If you have a single page application or mobile application with no or minimum backend, your application may want to access user's FB data directly at frontend. Hence the access token is provided.
In another case, you may want a user to register/login to your app using some external auth service provider like Facebook, Google etc. In this case, your frontend will send the auth code to the backend that can be used to get access token from Facebook at serverside. Now your server becomes enabled to access user's FB data from the server.
Basically, as an extension of Lix's answer, the access code route allows a Resource Owner (i.e. the Facebook User) to revoke authorization for their User Agent (i.e. their browser), e.g. by logging off, without revoking authorization for an offline Client (i.e. Your Application).
If this is not important, then there is no need to use the access code route.
Furthermore, the access code is provided to ensure that the Token provided to a server is actually registered to the Resource Owner (i.e. the Facebook User), and not the User Agent (or a Man-in-the-Middle).
This seems similar to the question of either choosing the implicit vs authorization code grant flow. In fact, here is what looks like an opposite view point?!.
Also, as Drew mentioned,
When the access token expires, attempts to use it will fail, and a new access token must be obtained via a refresh token.
another piece is the refresh token, but I don't see that being explained too well in the FB Docs. If I'm correct, the implicit grant (the direct token) should be really short lived, but that is to-be-enforced and FB.js seems to hide a lot of that (this one I have not looked as deep into).
If I'm correct, the code%20token is an optimization allowing both the User Agent to have a token and allowing for the server to initiate the token exchange process in a single request (as anything over Network IO is considered expensive, especially to a User Agent).

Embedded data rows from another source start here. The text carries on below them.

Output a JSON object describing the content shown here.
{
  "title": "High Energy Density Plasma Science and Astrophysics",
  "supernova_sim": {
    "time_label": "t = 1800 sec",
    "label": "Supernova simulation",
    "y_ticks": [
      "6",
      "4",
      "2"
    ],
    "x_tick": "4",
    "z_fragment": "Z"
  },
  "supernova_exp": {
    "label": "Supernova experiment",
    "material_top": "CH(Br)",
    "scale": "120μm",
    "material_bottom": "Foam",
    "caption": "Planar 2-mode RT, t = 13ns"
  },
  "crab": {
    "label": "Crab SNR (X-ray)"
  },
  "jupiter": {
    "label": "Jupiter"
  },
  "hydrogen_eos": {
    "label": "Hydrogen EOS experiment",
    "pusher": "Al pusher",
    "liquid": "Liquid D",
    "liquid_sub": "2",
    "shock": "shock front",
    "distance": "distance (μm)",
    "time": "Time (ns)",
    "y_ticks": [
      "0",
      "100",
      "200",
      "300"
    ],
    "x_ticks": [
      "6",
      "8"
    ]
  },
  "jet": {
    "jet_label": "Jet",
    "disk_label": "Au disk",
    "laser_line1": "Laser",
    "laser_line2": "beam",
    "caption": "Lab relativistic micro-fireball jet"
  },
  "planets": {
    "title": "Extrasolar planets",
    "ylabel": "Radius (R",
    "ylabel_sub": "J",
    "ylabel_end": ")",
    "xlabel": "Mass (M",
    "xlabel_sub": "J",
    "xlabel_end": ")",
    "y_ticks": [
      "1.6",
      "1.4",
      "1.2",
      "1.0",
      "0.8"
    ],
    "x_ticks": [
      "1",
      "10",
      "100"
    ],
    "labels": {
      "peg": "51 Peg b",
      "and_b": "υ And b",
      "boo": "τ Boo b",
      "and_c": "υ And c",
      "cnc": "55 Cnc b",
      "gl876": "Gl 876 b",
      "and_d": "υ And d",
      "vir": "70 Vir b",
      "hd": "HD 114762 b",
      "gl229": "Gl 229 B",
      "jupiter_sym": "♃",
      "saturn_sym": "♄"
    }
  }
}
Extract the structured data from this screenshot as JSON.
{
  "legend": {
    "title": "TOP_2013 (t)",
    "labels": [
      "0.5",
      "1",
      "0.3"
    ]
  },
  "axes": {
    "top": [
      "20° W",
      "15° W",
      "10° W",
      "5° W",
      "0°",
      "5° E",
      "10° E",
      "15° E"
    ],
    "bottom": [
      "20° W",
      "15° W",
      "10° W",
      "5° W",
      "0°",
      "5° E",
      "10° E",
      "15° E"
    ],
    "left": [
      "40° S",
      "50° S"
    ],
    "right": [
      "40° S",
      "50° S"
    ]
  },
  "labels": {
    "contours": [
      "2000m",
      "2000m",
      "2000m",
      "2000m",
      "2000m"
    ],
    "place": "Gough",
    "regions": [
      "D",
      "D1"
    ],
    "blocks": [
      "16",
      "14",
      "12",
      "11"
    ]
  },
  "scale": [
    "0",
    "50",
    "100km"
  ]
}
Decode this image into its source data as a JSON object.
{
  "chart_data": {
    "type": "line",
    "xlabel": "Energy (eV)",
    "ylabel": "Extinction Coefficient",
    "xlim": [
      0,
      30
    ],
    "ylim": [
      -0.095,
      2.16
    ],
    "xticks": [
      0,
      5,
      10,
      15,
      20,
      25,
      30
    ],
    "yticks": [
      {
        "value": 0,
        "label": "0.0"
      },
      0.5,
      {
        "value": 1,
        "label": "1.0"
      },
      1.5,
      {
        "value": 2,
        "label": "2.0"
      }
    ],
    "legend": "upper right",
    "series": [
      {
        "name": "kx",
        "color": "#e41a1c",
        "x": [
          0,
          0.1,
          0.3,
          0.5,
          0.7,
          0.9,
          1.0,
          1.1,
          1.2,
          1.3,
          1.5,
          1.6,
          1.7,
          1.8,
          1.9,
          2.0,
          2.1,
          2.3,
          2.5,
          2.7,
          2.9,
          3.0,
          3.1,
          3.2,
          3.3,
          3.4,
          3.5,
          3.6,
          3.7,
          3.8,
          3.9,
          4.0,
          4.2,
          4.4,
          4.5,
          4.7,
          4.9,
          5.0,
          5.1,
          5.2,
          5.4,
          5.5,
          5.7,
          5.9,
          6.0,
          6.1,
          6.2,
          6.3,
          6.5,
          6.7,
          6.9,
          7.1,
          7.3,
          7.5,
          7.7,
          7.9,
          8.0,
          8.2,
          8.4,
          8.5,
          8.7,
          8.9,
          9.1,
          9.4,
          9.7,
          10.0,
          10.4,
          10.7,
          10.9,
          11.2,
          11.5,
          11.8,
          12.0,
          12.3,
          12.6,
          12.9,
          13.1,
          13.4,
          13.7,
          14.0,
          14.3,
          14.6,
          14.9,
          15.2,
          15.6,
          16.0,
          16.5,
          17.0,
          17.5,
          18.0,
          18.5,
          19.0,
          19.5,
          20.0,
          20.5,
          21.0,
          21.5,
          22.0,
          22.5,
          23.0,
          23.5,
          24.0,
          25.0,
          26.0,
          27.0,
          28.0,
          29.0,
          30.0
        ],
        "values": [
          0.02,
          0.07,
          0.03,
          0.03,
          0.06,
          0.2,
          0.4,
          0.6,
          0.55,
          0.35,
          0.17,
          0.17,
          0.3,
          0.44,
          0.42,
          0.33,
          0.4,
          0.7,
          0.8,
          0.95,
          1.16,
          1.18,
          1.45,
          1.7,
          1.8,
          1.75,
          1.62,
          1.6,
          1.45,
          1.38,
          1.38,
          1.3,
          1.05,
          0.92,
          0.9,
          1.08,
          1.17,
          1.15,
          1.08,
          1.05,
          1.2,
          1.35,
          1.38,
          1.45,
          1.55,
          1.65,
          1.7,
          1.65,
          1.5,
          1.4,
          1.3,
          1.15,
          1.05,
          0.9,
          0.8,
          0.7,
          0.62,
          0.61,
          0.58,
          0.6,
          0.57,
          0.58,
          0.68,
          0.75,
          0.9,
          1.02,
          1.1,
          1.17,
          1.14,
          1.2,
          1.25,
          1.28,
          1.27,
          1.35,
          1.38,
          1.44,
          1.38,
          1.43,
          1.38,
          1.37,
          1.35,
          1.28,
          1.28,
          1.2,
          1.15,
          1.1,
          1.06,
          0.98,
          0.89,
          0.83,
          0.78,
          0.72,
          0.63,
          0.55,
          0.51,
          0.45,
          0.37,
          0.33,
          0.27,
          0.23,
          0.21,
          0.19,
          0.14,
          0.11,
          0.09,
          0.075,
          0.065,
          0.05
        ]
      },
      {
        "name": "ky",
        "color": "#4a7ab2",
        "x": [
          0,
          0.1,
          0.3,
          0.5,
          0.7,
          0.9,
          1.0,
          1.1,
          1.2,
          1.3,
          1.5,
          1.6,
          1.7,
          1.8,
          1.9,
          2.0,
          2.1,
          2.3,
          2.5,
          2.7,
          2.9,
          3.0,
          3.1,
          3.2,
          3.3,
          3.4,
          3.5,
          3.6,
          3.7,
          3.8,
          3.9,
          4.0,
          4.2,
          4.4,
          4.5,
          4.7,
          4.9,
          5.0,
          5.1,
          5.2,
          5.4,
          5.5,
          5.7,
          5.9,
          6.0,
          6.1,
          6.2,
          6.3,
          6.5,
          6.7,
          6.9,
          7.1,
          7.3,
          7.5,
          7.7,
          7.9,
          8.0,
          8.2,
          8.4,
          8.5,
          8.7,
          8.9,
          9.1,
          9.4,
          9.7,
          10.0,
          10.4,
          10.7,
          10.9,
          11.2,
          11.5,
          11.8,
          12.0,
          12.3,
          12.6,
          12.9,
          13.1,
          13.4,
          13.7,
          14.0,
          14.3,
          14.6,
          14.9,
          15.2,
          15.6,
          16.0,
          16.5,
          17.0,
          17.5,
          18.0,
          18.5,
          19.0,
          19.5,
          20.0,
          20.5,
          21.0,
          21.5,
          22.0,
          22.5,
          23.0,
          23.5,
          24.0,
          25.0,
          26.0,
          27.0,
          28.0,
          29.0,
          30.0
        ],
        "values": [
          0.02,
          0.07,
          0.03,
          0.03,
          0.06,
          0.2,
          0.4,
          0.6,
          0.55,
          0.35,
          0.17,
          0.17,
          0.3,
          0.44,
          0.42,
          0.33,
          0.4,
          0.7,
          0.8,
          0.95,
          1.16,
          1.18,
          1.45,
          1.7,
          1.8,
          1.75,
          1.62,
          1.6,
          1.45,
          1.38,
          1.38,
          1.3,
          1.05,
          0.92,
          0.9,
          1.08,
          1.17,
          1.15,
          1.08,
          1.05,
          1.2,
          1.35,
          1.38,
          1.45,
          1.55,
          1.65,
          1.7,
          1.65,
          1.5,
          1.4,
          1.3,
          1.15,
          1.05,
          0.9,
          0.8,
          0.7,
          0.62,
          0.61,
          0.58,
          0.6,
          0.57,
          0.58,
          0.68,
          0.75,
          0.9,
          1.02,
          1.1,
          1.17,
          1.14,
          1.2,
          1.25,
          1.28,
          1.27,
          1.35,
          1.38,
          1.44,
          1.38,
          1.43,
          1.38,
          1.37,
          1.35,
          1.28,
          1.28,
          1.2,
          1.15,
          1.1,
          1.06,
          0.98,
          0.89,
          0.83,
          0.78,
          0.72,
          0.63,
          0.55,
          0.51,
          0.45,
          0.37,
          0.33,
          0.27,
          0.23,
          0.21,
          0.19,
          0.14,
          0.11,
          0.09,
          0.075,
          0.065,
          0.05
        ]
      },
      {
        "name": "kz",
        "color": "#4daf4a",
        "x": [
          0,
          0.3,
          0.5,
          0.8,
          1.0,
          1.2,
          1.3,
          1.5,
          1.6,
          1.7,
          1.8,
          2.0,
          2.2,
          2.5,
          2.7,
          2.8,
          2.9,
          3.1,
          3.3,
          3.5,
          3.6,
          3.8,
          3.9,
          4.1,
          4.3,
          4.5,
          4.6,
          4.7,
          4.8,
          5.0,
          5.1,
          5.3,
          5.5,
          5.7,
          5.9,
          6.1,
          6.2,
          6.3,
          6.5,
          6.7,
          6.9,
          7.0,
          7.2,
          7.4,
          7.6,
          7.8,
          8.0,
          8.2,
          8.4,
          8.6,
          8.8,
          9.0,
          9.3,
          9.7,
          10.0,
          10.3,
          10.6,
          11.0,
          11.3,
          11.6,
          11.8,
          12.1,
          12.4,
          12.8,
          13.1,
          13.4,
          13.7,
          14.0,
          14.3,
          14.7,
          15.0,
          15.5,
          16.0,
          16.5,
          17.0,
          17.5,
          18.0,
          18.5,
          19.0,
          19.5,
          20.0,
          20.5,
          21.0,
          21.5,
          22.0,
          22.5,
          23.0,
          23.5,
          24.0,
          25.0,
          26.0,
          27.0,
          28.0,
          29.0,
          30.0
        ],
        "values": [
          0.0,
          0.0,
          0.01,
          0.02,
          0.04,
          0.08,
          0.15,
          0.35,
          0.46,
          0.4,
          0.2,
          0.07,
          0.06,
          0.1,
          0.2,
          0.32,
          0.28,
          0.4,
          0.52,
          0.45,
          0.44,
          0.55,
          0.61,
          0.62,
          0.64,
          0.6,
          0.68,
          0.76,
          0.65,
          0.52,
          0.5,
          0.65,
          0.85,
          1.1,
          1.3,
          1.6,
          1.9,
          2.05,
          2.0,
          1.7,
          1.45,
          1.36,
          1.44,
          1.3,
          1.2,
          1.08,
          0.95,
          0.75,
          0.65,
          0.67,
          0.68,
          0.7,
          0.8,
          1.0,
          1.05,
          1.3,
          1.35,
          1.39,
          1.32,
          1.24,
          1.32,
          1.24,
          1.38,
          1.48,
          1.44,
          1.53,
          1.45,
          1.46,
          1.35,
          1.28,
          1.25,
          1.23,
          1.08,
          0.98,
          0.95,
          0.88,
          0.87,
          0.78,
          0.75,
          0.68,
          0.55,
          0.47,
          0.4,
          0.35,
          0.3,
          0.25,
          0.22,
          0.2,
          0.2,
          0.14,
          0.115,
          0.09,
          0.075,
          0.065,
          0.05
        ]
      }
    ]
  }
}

In OAuth 2.0 with facebook, the overall concept is simple as follows.
Step 1. Obtain "Authorization Code" by a GET request
request URI: https://www.facebook.com/dialog/oauth
Params:
response_type=code
client_id={add your "App id" got by registering app}
redirect_uri={add redirect uri defined at the registration of app}
scope={add the scope needed in your app}
Headers: None
Step 2. Obtain the "Access Token" by sending the authorization code as a POST request
URI: https://graph.facebook.com/oauth/access_token
Params:
grant_type=authorization_code
client_id=<add your "App id" got by registering app>
redirect_uri=<add redirect uri defined at the registration of app>
code=<obtained authorization code from previous step>
Headers:
Authorization:Basic encode <App Id:App Secret> with base64
Content-Type:application/json
Step 3. Use the access token got from above step and retrieve user resources
It’s because the access token is given to an AUTHENTICATED client (third-party app) using a shared secret that only FB and the client knows. The only way that the user could directly request the access token is by knowing the shared secret, which would make the secret public and could lead to a man-in-the-middle attack. Further, while FB can guarantee a secure connection to the user, FB can’t guarantee the handoff of the token to the client is secure. However, FB (and OAuth2) does require a secure connection between the client and FB. The access token is tied to the client public ID (usually hashed), which means only the original client application can use it to request the token because the secret is sent along with the authorization code to get the access token.
You recieve a token when the user logs in. But you might want to change the token when you are performing other actions. EG posting as your app/page or posting as a user with offline_access.